Jon Beutjer: Once again Jon put up some decent numbers, but poor results. This has been the stigma of Jon's whole career at Illinois. He always puts up decent numbers, or even gaudy numbers, but his teams are not able to put down the most important statistic, the +1 to their win total. I am beginning to wonder if Jon is playing through an injury. We all know about his back problems from last season, but he is dramatically under throwing deep balls that he used to make, I wonder if there is not something more wrong with his arm.

RECEIVING STATISTICS
The Illini really did not have a passing game on Saturday afternoon. Only three Illinois receivers caught the ball in the air, otherwise the passes were coming to backs out of the backfield.

Receptions Yards TDs Long
Kendrick Jones 5 37 0 14
Jason Davis 3 22 0 8
Pierre Thomas 2 48 0 34
Franklin Payne 2 16 0 8
EB Halsey 2 15 0 12
Mark Kornfeld 1 6 0 6
Totals 15 144 0 34


Kendrick Jones: I don't think there is any doubt any more as to who the Illini's number one receiver will be this season. That guy is Kendrick Jones. All year he has been a focal point of the Illinois offense, and he has come through for the team. He is catching passes, and making plays, and is the one true deep threat in the Illini receiving corps. The improvement he has made in his game over the last season is remarkable, and personally has me excited about what he can do next season.

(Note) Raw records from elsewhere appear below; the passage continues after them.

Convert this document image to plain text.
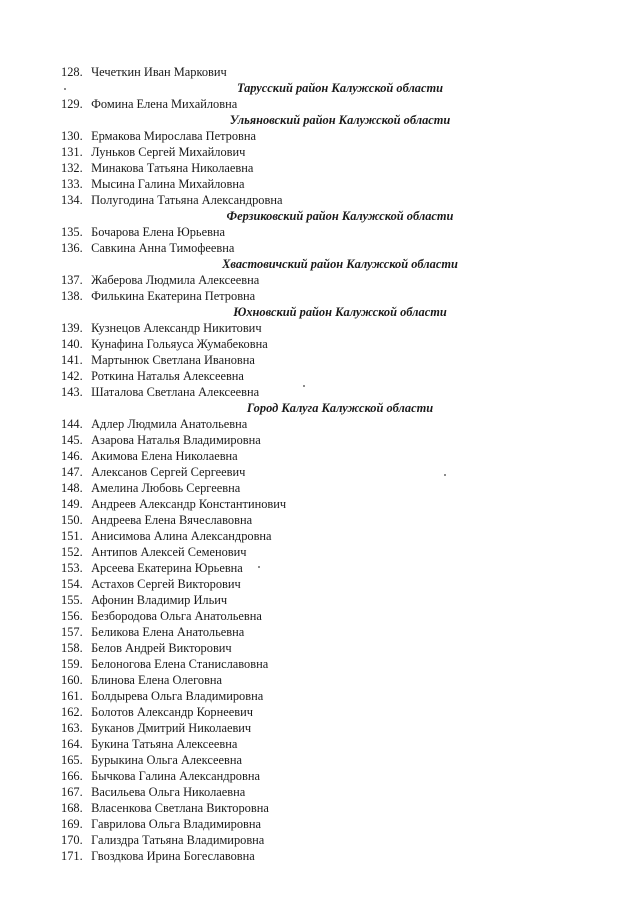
128. Чечеткин Иван Маркович
Тарусский район Калужской области
129. Фомина Елена Михайловна
Ульяновский район Калужской области
130. Ермакова Мирослава Петровна
131. Луньков Сергей Михайлович
132. Минакова Татьяна Николаевна
133. Мысина Галина Михайловна
134. Полугодина Татьяна Александровна
Ферзиковский район Калужской области
135. Бочарова Елена Юрьевна
136. Савкина Анна Тимофеевна
Хвастовичский район Калужской области
137. Жаберова Людмила Алексеевна
138. Филькина Екатерина Петровна
Юхновский район Калужской области
139. Кузнецов Александр Никитович
140. Кунафина Гольяуса Жумабековна
141. Мартынюк Светлана Ивановна
142. Роткина Наталья Алексеевна
143. Шаталова Светлана Алексеевна
Город Калуга Калужской области
144. Адлер Людмила Анатольевна
145. Азарова Наталья Владимировна
146. Акимова Елена Николаевна
147. Алексанов Сергей Сергеевич
148. Амелина Любовь Сергеевна
149. Андреев Александр Константинович
150. Андреева Елена Вячеславовна
151. Анисимова Алина Александровна
152. Антипов Алексей Семенович
153. Арсеева Екатерина Юрьевна
154. Астахов Сергей Викторович
155. Афонин Владимир Ильич
156. Безбородова Ольга Анатольевна
157. Беликова Елена Анатольевна
158. Белов Андрей Викторович
159. Белоногова Елена Станиславовна
160. Блинова Елена Олеговна
161. Болдырева Ольга Владимировна
162. Болотов Александр Корнеевич
163. Буканов Дмитрий Николаевич
164. Букина Татьяна Алексеевна
165. Бурыкина Ольга Алексеевна
166. Бычкова Галина Александровна
167. Васильева Ольга Николаевна
168. Власенкова Светлана Викторовна
169. Гаврилова Ольга Владимировна
170. Гализдра Татьяна Владимировна
171. Гвоздкова Ирина Богеславовна
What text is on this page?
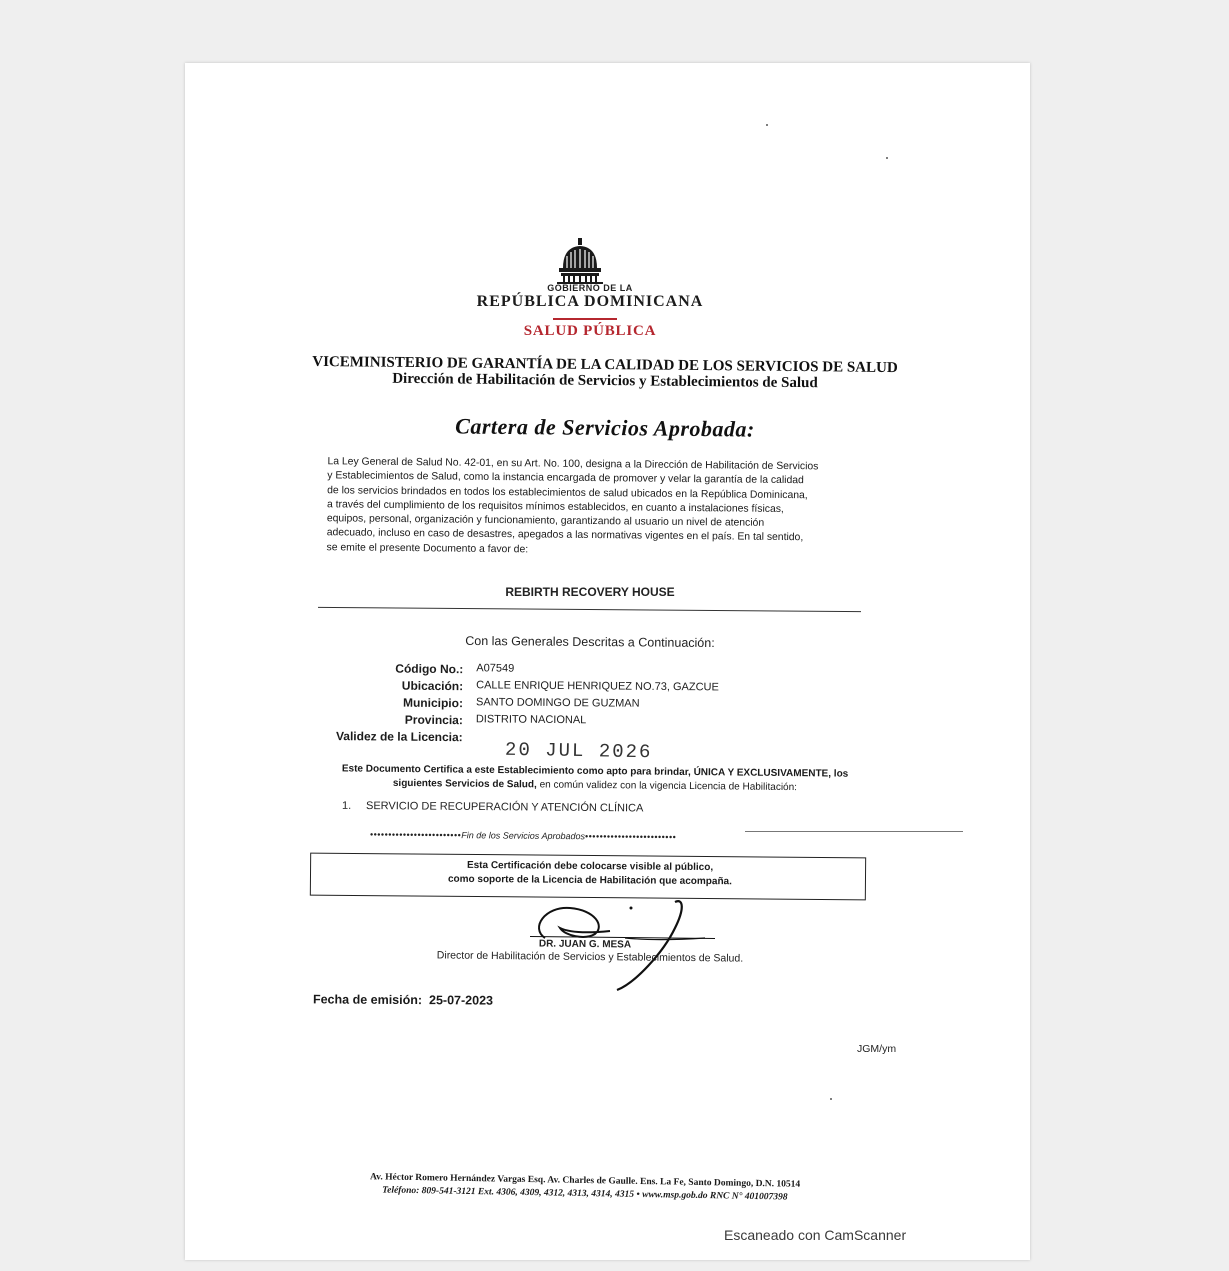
GOBIERNO DE LA
REPÚBLICA DOMINICANA
SALUD PÚBLICA
VICEMINISTERIO DE GARANTÍA DE LA CALIDAD DE LOS SERVICIOS DE SALUD
Dirección de Habilitación de Servicios y Establecimientos de Salud
Cartera de Servicios Aprobada:
La Ley General de Salud No. 42-01, en su Art. No. 100, designa a la Dirección de Habilitación de Servicios
y Establecimientos de Salud, como la instancia encargada de promover y velar la garantía de la calidad
de los servicios brindados en todos los establecimientos de salud ubicados en la República Dominicana,
a través del cumplimiento de los requisitos mínimos establecidos, en cuanto a instalaciones físicas,
equipos, personal, organización y funcionamiento, garantizando al usuario un nivel de atención
adecuado, incluso en caso de desastres, apegados a las normativas vigentes en el país. En tal sentido,
se emite el presente Documento a favor de:
REBIRTH RECOVERY HOUSE
Con las Generales Descritas a Continuación:
Código No.: A07549
Ubicación: CALLE ENRIQUE HENRIQUEZ NO.73, GAZCUE
Municipio: SANTO DOMINGO DE GUZMAN
Provincia: DISTRITO NACIONAL
Validez de la Licencia:
20 JUL 2026
Este Documento Certifica a este Establecimiento como apto para brindar, ÚNICA Y EXCLUSIVAMENTE, los
siguientes Servicios de Salud, en común validez con la vigencia Licencia de Habilitación:
1. SERVICIO DE RECUPERACIÓN Y ATENCIÓN CLÍNICA
•••••••••••••••••••••••••Fin de los Servicios Aprobados•••••••••••••••••••••••••
Esta Certificación debe colocarse visible al público,
como soporte de la Licencia de Habilitación que acompaña.
DR. JUAN G. MESA
Director de Habilitación de Servicios y Establecimientos de Salud.
Fecha de emisión: 25-07-2023
JGM/ym
Av. Héctor Romero Hernández Vargas Esq. Av. Charles de Gaulle. Ens. La Fe, Santo Domingo, D.N. 10514
Teléfono: 809-541-3121 Ext. 4306, 4309, 4312, 4313, 4314, 4315 • www.msp.gob.do RNC N° 401007398
Escaneado con CamScanner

Franklin Payne: Payne has become the Illini's number two receiver thanks to injuries to both Lonnie Hurst and Ade Adeyamo. He is a stead receiver that can catch the ball and make plays, but he is lacking the breakaway speed required to be a deep threat in the Illini offense.

DEFENSIVE STATISTICS
For the first time all season, the Illini's top tacklers were littered with members of the front seven instead of just the defensive backfield. The safeties, Morris Virgil and Justin Harrison led the Illini in tackles, but after that the next leading tackler in the defensive backfield was Kelvin Hayden who was behind five members of the Illini defensive front seven.

Solo Assists Total
Justin Harrison 4 7 11
Morris Virgil 7 3 10
Anthony Thornhill 6 3 9
J. Leman 5 2 7
Scott Moss 4 2 6
Mike Gawelek 2 4 6
Ryan Matha 3 0 3
Kelvin Hayden 3 0 3
Matt Sinclair 2 1 3
Charles Bailey, Jr. 2 1 3
Joe Mele 2 1 3
Josh Norris 1 2 3
James Cooper 2 0 2
Mike O'Brien 1 1 2
Chris Norwell 1 1 2
Alan Ball 0 2 2
Steve Weatherford 1 0 1
Russ Weil 1 0 1
Brian Brosnan 1 0 1
Brian Schaefering 1 0 1


Justin Harrison: The freshman from Bloomington, IL has stepped in the strong safety role and made the position his own. He has shown a lot of promise, and should be a staple in the Illini defensive back field for the next four seasons. His nose for the ball and the ability to give a hit is impressive for a true freshman.

J Leman: The Illini have been looking for a spark in the line backing corps, and I think they may have found that spark plug in J Leman. He is known for being a little crazy on the football field, but he knows where the ball is and seems to give the team just an extra little spark. The red shirt freshman should be someone to watch for on the Illini defensive for the next three seasons.